L'eurodéputée Corinne Lepage lors d'une manifestation contre le nucléaire, en mars 2011 à Paris.
L'eurodéputée Corinne Lepage lors d'une manifestation contre le nucléaire, en mars 2011 à Paris.

Audrey Chauvet

Un «mauvais coup» pour les associations environnementales: pour l’eurodéputée Corinne Lepage, le gouvernement français a profité de l’été pour publier un décret qui réduira considérablement leur place dans les instances de décision. Ce décret, précisant les conditions d’application d’un article du Code de l’environnement, exclurait les petites associations locales ainsi que plusieurs «lanceurs d’alerte», tels que la Criirad sur le nucléaire, Générations futures sur la santé ou Inf’OGM, des consultations publiques.

«Tous les vrais empêcheurs de tourner en rond sont sortis du jeu»

Le décret impose en effet que les associations comptent au moins 2.000 adhérents pour pouvoir participer aux débats. Si elles sont reconnues d’utilité publique, elles devront exercer leur action sur au moins la moitié des régions françaises et avoir plus de 5.000 donateurs. «Tous les vrais empêcheurs de tourner en rond sont sortis du jeu, accuse Corinne Lepage, contactée par 20Minutes. Les associations expertes jouent un rôle important en tant que lanceurs d’alerte et leur boulot n’est pas de chercher des adhérents mais de suivre les dossiers techniques. S’il y avait un nouveau Grenelle de l’environnement aujourd’hui, elles n’y seraient pas.»

De la même manière, les associations locales, souvent loin d’atteindre les 2.000 adhérents, sont exclues des discussions: «Cela concerne aussi les associations qui se constituent dans le cadre de l’installation d’infrastructures, comme celle qui s’est créée autour de l’aéroport de Notre-Dame-des-Landes», précise Corinne Lepage.
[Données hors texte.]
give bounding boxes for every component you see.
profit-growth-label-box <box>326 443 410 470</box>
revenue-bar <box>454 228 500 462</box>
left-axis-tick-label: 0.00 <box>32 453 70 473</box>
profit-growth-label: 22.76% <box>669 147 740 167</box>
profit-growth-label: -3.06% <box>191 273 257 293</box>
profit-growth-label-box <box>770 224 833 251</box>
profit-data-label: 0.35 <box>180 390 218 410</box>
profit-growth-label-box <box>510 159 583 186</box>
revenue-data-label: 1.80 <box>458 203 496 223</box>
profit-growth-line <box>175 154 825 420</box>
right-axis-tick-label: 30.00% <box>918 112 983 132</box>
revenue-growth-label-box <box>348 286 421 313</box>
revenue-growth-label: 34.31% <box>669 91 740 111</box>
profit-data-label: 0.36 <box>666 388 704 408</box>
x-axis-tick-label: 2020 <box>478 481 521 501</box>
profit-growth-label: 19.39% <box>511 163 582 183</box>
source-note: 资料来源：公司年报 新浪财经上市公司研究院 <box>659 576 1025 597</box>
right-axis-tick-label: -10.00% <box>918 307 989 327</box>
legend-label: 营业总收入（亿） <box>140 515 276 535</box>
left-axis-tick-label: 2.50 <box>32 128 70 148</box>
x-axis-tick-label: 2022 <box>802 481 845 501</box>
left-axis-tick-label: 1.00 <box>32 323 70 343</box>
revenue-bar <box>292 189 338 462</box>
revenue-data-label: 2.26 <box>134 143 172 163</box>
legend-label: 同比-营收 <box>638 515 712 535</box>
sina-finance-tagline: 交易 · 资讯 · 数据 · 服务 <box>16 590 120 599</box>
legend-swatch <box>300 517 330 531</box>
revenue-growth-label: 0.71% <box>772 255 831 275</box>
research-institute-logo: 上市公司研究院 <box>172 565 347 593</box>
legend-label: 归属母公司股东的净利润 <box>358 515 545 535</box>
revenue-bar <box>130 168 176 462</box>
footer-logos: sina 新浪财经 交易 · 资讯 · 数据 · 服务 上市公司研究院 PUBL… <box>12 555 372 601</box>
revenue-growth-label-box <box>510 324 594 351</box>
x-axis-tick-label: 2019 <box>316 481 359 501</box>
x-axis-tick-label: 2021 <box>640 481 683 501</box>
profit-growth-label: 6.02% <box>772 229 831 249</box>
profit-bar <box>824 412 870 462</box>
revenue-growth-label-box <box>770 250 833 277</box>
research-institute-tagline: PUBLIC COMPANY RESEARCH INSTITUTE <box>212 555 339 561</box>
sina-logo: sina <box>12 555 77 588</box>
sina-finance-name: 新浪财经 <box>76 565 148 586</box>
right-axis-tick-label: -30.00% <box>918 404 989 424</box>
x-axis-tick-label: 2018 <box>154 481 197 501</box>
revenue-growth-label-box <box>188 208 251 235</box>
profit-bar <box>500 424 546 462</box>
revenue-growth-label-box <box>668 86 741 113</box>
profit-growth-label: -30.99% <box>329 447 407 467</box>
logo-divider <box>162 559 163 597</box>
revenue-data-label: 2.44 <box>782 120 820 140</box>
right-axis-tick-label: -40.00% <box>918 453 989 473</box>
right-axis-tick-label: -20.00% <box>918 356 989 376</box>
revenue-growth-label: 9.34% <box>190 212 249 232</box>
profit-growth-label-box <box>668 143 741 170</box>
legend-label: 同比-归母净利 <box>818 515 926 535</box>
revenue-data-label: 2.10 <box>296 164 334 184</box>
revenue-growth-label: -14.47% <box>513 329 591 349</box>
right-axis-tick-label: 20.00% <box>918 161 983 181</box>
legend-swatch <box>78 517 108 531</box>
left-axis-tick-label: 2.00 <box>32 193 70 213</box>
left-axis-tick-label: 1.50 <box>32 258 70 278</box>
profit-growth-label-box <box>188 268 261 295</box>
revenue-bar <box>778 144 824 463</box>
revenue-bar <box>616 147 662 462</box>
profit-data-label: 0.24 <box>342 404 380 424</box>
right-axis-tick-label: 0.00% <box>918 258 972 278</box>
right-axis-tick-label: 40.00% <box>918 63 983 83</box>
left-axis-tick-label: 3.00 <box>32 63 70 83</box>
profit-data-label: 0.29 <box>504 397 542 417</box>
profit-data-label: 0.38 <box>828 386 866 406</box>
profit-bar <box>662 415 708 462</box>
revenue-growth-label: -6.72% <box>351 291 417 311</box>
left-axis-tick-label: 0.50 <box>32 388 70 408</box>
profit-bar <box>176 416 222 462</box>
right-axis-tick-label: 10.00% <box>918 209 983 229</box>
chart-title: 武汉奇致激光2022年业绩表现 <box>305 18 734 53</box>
Moins d’associations pourront se porter partie civile

La possibilité de se constituer partie civile dans des procédures pénales sera également réservée aux grandes associations qui auront obtenu l’agrément nécessaire. Pour cela, il faudra correspondre aux critères d’indépendance financière, qui ne sont pas clairement définis. «Je me pose des questions sur la manière dont les agréments vont être renouvelés, poursuit l’eurodéputée. Sous prétexte de contrôler l’origine des fonds des associations, l’Etat se donne le droit de choisir les associations dont il veut bien». Seul aspect positif de ce décret, les «faux-nez», à savoir les associations créées par des lobbys industriels, ne devraient pas passer la porte des comités environnementaux.

«C’est la première fois que je vois ça, s’indigne Corinne Lepage. La France, qui pouvait s’enorgueillir d’avoir un système d’associations très large, va limiter le nombre d’entre elles qui pourront participer  aux politiques publiques et siéger dans les organismes qui participent aux politiques d’environnement.»